Anonymous types with arrays as arguments are broken for all types. I.e. if you pass new { args = new int[] { 1, 2, 3, 4 }} as a parameter to WriteEvent it will also fail.

I suspect the code above is doing that because WriteEvent(1, new string[] { "sample", "array" }); will fail because the C# compiler resolves to the WriteEvent(int eventId, params object[]? args) overload and the strings are passed as individual arguments instead of one array argument.

If you use the IEnumerable overload instead it will correctly send the event in .net 5:

        [Event(2, Level = EventLevel.LogAlways)]
        public void StringIEnumerableEvent(IEnumerable<string> args)
        {
            WriteEvent(2, args);
        }

This is not an issue for built in types (int, double, etc) arrays. I am not a C# language spec expert, but I suspect the issue is that string is an object and ints, etc, are value types so they won't use the object[] params overload.

The real issue here is the fact that anonymous types don't work with array types. I think this will require enough changes to EventSource that it should probably be pushed out to 6.0.

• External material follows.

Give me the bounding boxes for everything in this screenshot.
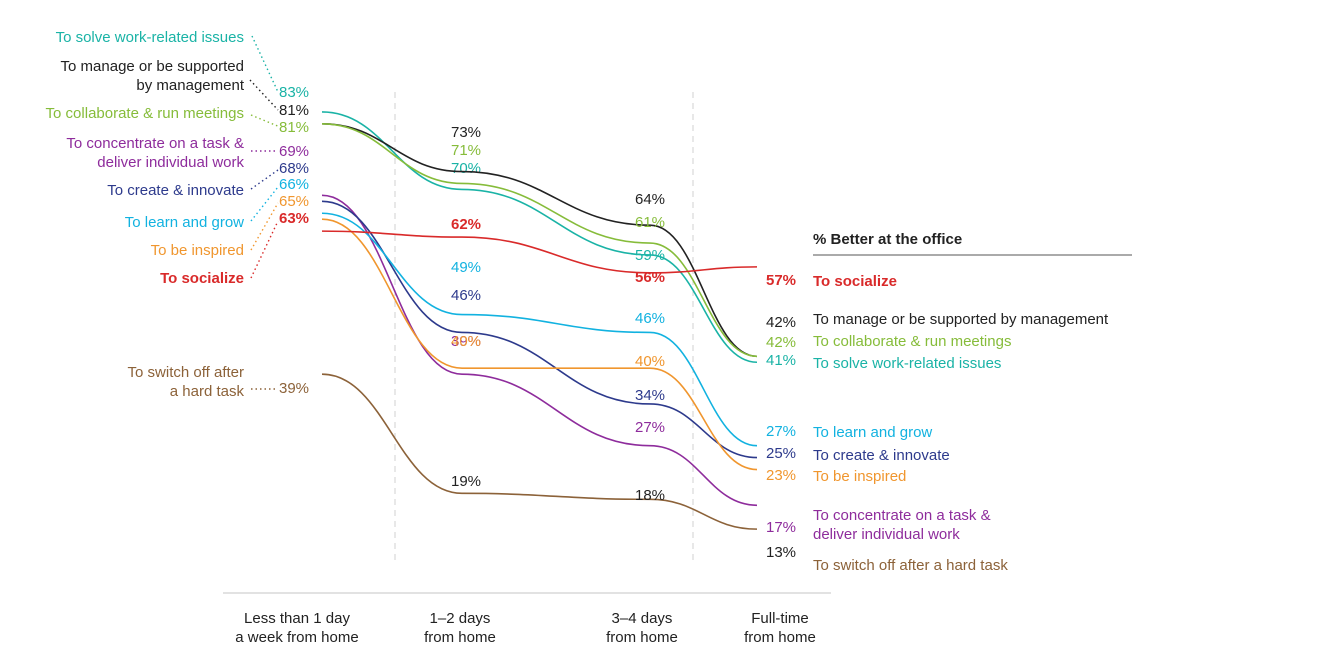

josalem commented 3 years ago

@davmason was this fixed in 5.0?

davmason commented 3 years ago

No, I explained the issue above but I haven't worked on it. I don't think there really is an issue with the way arrays of strings work, it's just that the EventSource APIs have some corner cases that are unexpected.

mslukebo commented 1 year ago

Have there been any updates on this issue? I am trying to log an array of strings from a .NET 6 application, but I'm hitting this exception. My IEnumerable<string> is inside EventData struct, so I cannot manually call the appropriate Write method since I'm writing the entire struct.